Alicia tenía la impresión de estar en la primera fila de una clase magistral; estaba embelesada escuchándolo mientras él proseguía su reflexión.
-La soledad debería ser uno de los objetivos primordiales del sistema sanitario, en lugar de diluirse en un añadido de terapias consideradas esenciales como la lucha contra la depresión.
Todos esos recuerdos y muchos otros los compartió Alicia a lo largo de los años con el que fue su mentor, quizá su vínculo emocional más intenso. Con Luis, el Gran Sabio. En aquella habitación de sus primeros encuentros, Alicia saciaba su sed por saber y ponía límites de nuevo a su soledad. Según el psicólogo norteamericano Abraham Maslow, «cuando la única herramienta de que disponemos es un martillo, tendemos a creer que todos los problemas son un clavo». Alicia nunca había oído hablar de Maslow, pero pensaba exactamente lo mismo.
-La verdad es que la herramienta de que se dispone para analizar la realidad no es mucho más compleja que un simple martillo -apuntó en una ocasión Luis ante la curiosidad de ella.

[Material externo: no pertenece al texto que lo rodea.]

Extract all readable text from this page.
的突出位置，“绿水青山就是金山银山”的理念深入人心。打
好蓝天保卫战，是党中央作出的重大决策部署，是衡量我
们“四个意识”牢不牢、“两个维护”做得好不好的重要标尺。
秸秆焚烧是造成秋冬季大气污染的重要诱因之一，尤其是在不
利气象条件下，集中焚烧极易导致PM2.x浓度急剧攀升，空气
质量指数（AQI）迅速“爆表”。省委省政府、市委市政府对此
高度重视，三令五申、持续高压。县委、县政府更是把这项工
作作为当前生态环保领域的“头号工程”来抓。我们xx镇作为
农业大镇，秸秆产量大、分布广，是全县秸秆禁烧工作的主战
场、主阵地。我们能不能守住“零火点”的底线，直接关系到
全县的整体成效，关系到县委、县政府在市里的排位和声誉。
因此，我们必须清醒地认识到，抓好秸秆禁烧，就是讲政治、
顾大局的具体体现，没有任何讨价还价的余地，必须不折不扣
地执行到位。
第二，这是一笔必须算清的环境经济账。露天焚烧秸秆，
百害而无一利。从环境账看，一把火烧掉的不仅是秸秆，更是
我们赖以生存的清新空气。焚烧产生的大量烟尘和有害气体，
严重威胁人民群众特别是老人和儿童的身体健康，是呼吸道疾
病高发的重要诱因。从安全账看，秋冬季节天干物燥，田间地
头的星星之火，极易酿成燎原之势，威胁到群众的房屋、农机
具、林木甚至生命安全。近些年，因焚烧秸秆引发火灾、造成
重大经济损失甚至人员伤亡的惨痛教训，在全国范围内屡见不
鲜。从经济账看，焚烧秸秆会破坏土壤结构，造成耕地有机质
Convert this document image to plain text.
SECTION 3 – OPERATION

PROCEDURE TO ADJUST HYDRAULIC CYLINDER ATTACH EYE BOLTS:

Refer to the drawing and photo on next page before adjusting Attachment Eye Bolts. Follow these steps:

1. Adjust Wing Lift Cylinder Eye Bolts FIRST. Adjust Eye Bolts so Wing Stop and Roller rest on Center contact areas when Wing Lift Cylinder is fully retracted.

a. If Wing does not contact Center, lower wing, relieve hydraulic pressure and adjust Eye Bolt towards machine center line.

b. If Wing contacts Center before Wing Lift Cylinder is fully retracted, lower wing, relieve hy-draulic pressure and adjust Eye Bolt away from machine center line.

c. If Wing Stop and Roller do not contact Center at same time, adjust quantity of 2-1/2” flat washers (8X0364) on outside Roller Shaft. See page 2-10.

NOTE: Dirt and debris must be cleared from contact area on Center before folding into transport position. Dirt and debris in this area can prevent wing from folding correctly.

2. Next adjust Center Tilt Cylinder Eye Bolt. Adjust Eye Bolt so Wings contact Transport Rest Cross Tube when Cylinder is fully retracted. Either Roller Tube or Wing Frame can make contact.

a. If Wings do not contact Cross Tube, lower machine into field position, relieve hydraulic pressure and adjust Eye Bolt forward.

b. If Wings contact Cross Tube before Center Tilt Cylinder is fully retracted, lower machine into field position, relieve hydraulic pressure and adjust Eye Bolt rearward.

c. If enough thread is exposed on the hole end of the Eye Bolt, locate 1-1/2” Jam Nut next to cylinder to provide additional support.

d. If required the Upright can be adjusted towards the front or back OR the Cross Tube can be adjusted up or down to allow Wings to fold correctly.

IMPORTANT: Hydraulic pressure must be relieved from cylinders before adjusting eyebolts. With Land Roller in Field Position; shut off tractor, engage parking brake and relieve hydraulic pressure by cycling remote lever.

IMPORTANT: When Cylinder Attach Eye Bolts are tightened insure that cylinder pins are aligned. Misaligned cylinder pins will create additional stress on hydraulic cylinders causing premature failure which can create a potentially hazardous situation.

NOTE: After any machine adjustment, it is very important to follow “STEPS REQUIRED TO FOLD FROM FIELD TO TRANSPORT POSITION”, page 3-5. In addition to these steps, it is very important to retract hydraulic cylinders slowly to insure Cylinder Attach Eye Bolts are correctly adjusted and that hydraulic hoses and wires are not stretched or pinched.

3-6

-Me gustaría poder rastrear de qué manera las emociones conmueven a la gente y determinan la mayor parte de su conducta.
-¡Ah, las emociones, Kalmikia, hasta no hace mucho las grandes postergadas! ¿Sabes? Nuestras emociones forman parte de lo que somos, de nuestra personalidad, y marcan nuestros aprendizajes, nuestra forma de relacionarnos con los demás, con nuestro entorno, el modo en que nos enfrentamos a la vida… Muchas de ellas me superan a veces cuando me invaden los recuerdos...
Los recuerdos, esas construcciones de nuestra mente fruto de la realidad y lo imaginado que nos ayudan a construir nuestra identidad, inundaron de repente el pensamiento del hombre. La energía e imaginación de Alicia le recordaron al niño inquieto que fue, y a los amigos que habitaron sus años dorados en la Vilella Baixa, durante aquel período de libertad y aprendizaje en plena naturaleza.
Ni él mismo supo por qué, de pronto, en aquel lugar perdido de México, iba a relatarle a su joven amiga el recuerdo más impactante de su infancia. Pero lo hizo. Nunca se lo había contado antes a nadie.